Letak gap antara idealitas dan realitas :


 Mahasiswa memiliki kecenderungan gaya belajar yang sudah terbentuk dari cara
individu memahami sesuatu yang didapat dan cara berpikir yang konsisten setiap
waktu. Hal ini dapat dilihat dari gaya belajar mereka, terdapat mahasiswa yang
hanya membaca saja dapat langsung memahami konsepnya, ada mahasiswa yang
harus mengulang-ulang dengan latihan soal baru memahami konsepnya, selain itu
ada mahasiswa yang harus mencatat terlebih dahulu baru memahami konsepnya,
ada juga yang hanya mendengarkan saja dapat memahami konsepnya, hal ini
ditinjau dari segi gaya belajar. Gaya belajar mempengaruhi perbedaan diri
seseorang dalam segi menyusun, mengumpulkan informasi, mengolah informasi
dan pengalaman-pengalaman yang didapatkan untuk diterapkan. Perbedaan dalam
gaya belajar disebut dengan gaya kognitif.

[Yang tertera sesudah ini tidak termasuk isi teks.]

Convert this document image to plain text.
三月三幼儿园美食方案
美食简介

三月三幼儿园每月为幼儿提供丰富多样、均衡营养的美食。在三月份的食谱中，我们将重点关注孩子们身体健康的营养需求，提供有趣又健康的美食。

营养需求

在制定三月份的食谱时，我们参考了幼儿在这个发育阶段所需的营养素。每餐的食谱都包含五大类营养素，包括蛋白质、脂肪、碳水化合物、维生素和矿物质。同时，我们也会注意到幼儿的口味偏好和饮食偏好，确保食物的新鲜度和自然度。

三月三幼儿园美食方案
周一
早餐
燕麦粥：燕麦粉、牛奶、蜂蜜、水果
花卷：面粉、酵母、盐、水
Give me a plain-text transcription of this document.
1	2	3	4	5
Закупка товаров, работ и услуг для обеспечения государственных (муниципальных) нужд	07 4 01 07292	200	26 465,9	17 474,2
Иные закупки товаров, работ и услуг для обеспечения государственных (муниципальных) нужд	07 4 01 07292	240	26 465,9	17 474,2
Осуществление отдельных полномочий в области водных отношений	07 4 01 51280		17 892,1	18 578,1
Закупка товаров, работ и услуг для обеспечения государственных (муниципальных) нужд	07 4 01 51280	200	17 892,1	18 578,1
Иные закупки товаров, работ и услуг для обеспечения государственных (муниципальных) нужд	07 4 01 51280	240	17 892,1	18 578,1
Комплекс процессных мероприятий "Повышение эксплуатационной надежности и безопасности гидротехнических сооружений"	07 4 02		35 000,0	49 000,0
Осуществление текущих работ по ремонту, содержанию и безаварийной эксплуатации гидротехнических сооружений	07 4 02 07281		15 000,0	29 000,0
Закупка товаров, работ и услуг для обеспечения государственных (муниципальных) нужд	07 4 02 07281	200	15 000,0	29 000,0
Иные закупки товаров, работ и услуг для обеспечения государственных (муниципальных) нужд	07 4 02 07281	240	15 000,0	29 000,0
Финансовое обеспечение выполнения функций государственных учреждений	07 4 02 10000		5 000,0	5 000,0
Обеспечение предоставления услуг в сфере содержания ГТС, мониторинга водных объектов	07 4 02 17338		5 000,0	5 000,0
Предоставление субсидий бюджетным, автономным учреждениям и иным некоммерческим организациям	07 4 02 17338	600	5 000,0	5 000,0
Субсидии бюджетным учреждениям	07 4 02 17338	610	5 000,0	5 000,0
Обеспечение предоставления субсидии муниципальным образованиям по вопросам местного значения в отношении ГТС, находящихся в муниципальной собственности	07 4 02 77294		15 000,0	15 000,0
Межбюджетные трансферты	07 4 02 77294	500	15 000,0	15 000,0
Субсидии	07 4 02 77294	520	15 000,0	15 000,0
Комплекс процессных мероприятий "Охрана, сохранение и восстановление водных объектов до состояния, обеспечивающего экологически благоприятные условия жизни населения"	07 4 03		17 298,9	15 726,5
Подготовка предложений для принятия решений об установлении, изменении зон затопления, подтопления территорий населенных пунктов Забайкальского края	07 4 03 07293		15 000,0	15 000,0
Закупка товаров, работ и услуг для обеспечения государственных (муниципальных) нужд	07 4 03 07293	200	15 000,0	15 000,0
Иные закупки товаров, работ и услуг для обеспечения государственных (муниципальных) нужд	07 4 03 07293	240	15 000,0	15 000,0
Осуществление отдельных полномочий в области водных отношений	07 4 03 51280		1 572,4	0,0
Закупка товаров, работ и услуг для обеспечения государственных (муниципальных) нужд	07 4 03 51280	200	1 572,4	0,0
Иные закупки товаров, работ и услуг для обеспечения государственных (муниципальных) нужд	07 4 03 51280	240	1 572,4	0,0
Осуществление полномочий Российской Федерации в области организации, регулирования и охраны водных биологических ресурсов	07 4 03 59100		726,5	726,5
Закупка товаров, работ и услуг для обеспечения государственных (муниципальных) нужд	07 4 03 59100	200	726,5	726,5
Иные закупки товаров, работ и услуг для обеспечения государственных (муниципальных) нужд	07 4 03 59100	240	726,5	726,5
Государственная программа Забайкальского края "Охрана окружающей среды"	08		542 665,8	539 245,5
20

 seseorang yang memiliki gaya kognitif field dependent dalam strategi belajar dan
pengembangan restrukur kognitif kurang independent sebaliknya dengan yang
memiliki gaya kognitif field independent cenderung lebih independent namun
dalam keterampilan komunikasi interpersonal field independent kurang
independent berbeda dengan yang field dependent cenderung lebih independent.

Identifikasi masalah :
Peneliti tertarik untuk melakukan penelitian tentang kemampuan pemahaman
konsep mahasiswa dalam menyelesaikan soal persamaan diferensial ditinjau dari gaya
kognitif. Dengan adanya perbedaan gaya kognitif akan mempengaruhi perbedaan
pendapat dari masing- masing dalam menentukan benar atau salahnya jawaban
mahasiswa dalam menjawab soal persamaan diferensial sehingga munculnya perbedaan
cara berpikir dan perilaku mahasiswa. Penelitian juga menggunakan pendekatan kualitatif
dengan metode deskriptif yang bertujuan untuk mengetahui kemampuan pemahaman
konsep mahasiswa dalam menyelesaikan soal persamaan diferensial ditinjau dari gaya
kognitif. Data dikumpulkan melalui test dan wawancara. Instrument test berupa test gaya
kognitif dan test pemahaman konsep. Tes ini untuk mengelompokkan mahasiswa yang
memiliki gaya kognitif field dependent dan gaya kognitif field independent.